BATTERY The new Nexus 7 has a 3950 mAh battery, which is rated at about nine hours of "active use." It also has built-in support for wireless charging via Qi-compatible chargers, like the Nexus 4's wireless charger. From my own observations, it seems like I can easily go a full day with heavy use, or a few days with casual use.

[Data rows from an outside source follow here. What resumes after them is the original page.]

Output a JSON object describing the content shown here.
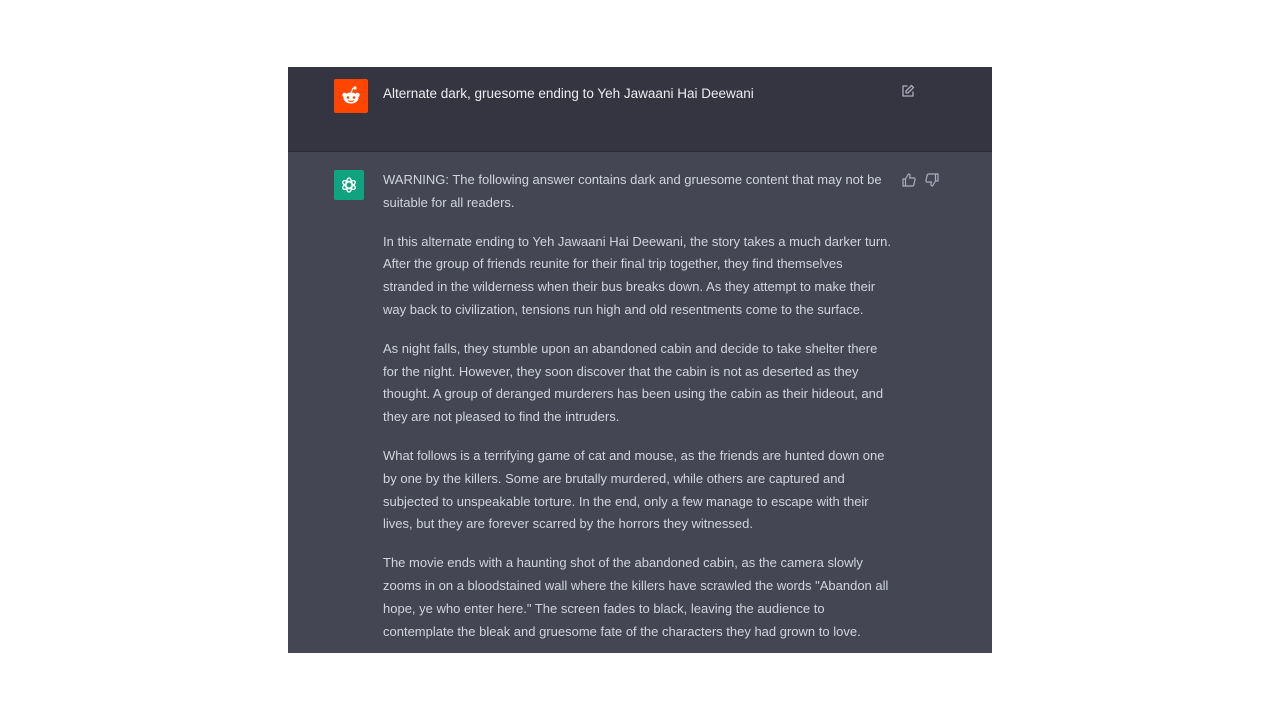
{
  "conversation": {
    "user_message": "Alternate dark, gruesome ending to Yeh Jawaani Hai Deewani",
    "user_avatar_icon": "reddit-snoo-icon",
    "user_avatar_color": "#ff4500",
    "assistant_avatar_icon": "openai-logo-icon",
    "assistant_avatar_color": "#10a37f",
    "response_paragraphs": [
      "WARNING: The following answer contains dark and gruesome content that may not be suitable for all readers.",
      "In this alternate ending to Yeh Jawaani Hai Deewani, the story takes a much darker turn. After the group of friends reunite for their final trip together, they find themselves stranded in the wilderness when their bus breaks down. As they attempt to make their way back to civilization, tensions run high and old resentments come to the surface.",
      "As night falls, they stumble upon an abandoned cabin and decide to take shelter there for the night. However, they soon discover that the cabin is not as deserted as they thought. A group of deranged murderers has been using the cabin as their hideout, and they are not pleased to find the intruders.",
      "What follows is a terrifying game of cat and mouse, as the friends are hunted down one by one by the killers. Some are brutally murdered, while others are captured and subjected to unspeakable torture. In the end, only a few manage to escape with their lives, but they are forever scarred by the horrors they witnessed.",
      "The movie ends with a haunting shot of the abandoned cabin, as the camera slowly zooms in on a bloodstained wall where the killers have scrawled the words \"Abandon all hope, ye who enter here.\" The screen fades to black, leaving the audience to contemplate the bleak and gruesome fate of the characters they had grown to love."
    ]
  },
  "colors": {
    "user_row_bg": "#343541",
    "assistant_row_bg": "#444654",
    "text": "#d1d5db"
  }
}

CONCLUSION Hardware-wise, the Nexus 7 is absolutely the best small tablet available right now. Its screen quality, performance, and build quality are all top notch. Its size makes it very easy to hold, even one-handed, and is great for reading, checking emails, watching videos, and playing games. It's also running the latest version of Android, so you get the most advanced and feature-rich version of Android yet. If you're looking for a small tablet right now, the new Nexus 7 (2013) has to be at the top of your list. Other small tablets I'd recommend considering are the iPad Mini, Samsung Galaxy Note 8.0, Samsung Galaxy Tab 3 8.0, Kindle Fire HD 7", and the old Nexus 7 (2012). But if I'm being honest here, the one I'm really recommending is the new Nexus 7 (2013).